Violet Tweedale (1862-1936) was a Scottish author and spiritualist. In 1917 Violet investigated the Warberries’ ‘Castel-a-Mare’, Britain’s most haunted house. During the investigation one of Violet’s associates was possessed and had to be exorcised. She wrote over 30 books on spiritual subjects, such as ‘The Cosmic Christ’ (1930), and her own personal psychic experiences, including the Torquay investigation, were documented in ‘Ghosts I have Seen’ (1920). She was a gifted amateur artist, embroiderer, accomplished pianist and golfer, and a skilled orator who spoke up for workers’ rights. She collaborated with fellow spiritualist Arthur Conan Doyle, who described how Violet saw pixies in the gardens of Lupton House.

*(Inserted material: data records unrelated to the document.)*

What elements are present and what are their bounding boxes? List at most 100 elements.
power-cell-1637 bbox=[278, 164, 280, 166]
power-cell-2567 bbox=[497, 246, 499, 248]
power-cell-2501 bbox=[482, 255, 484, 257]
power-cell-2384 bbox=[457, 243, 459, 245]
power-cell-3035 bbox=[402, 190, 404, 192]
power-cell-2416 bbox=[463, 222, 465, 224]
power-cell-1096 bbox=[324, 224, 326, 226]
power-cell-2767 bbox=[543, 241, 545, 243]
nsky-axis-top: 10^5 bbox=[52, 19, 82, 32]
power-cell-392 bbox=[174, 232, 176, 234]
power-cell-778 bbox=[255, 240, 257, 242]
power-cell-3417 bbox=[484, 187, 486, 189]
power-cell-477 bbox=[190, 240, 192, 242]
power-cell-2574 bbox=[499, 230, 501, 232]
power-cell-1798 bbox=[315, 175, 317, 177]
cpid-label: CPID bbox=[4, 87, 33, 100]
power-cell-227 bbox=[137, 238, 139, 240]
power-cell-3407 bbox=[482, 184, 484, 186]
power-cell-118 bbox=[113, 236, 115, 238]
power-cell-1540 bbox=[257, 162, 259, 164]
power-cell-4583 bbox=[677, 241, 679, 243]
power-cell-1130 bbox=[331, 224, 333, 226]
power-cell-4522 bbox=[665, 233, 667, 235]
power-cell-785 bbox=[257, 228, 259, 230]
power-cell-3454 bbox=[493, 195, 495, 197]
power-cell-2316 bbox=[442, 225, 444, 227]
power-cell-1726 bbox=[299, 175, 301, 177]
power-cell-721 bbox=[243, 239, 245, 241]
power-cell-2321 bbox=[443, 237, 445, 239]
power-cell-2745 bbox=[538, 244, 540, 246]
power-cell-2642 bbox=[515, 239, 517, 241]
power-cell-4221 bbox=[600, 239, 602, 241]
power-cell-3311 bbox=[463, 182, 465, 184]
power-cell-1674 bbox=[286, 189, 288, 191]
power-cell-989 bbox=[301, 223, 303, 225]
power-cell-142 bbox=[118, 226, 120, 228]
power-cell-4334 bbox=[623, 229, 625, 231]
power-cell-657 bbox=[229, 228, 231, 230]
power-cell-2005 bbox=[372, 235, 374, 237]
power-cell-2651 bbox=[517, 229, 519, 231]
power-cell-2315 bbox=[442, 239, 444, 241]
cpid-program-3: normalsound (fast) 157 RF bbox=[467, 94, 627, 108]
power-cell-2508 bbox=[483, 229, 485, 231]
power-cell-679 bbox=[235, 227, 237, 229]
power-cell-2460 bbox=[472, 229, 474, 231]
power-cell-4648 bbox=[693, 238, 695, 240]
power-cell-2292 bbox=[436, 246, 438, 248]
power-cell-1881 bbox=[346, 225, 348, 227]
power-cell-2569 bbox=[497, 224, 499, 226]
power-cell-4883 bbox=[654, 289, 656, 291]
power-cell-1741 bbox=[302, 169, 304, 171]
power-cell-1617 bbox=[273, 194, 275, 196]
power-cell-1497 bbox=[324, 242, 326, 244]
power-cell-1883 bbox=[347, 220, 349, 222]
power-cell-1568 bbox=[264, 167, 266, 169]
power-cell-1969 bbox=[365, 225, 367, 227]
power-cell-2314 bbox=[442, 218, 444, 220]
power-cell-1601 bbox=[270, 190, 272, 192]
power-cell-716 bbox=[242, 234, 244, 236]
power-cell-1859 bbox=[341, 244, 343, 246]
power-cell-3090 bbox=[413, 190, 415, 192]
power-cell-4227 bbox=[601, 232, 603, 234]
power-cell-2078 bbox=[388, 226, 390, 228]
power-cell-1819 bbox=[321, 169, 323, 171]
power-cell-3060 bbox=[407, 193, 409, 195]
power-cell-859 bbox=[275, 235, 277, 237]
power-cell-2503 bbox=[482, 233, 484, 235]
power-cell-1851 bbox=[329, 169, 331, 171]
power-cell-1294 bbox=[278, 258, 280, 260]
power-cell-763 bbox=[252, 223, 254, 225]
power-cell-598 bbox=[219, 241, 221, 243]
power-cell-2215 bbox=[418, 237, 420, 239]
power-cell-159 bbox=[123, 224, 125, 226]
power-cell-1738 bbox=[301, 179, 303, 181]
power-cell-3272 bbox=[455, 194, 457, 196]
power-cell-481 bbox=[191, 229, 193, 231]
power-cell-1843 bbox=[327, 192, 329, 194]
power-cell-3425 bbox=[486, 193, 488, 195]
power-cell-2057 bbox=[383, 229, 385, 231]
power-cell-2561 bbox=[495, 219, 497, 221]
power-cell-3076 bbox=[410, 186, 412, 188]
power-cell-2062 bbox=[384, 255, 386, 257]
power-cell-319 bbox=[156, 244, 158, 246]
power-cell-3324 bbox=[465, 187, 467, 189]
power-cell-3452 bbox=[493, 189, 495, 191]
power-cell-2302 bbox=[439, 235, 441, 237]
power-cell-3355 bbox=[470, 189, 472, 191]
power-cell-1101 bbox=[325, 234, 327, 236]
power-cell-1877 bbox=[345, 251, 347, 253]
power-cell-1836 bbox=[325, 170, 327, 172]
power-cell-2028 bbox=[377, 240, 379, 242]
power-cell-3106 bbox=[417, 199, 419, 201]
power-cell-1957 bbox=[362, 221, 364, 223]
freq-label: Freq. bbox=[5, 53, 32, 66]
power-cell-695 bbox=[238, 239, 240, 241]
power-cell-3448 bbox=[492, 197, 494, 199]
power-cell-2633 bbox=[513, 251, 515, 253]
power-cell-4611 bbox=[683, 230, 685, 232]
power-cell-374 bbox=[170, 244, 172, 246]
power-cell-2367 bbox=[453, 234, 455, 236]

Odette Keun (1888-1978) was a Dutch adventurer, journalist and writer, who travelled extensively in the Caucasus and the early Soviet Union. She explored solutions to the world’s problems as she travelled. Odette was one of the first to comprehend the dangers of totalitarianism. She accused fellow liberals in the 1930s of being “spineless” in failing to meet the growing ideological challenges of Fascism and Communism. Odette’s alternative to the extremes of capitalism and totalitarianism emphasised private property and individual initiative and joined these freedoms with “resourceful” state intervention. She warned against excessive interference by either business or government and demanded that freedom of speech and conscience be guaranteed.
Ruby Murray (1935-1996) was one of the most successful stars in the history of British popular music and the biggest-selling female artist of the 1950s. The young Irish singer set a chart record in 1955 for having five recordings in the top 20 simultaneously – a feat equalled only by Elvis and Madonna. She had her own television show, starred at the London Palladium, appeared in a Royal Command Performance, and toured the USA, Malta and North Africa. Frank Sinatra told her, “You’re a hell of a great singer and I am your greatest fan.”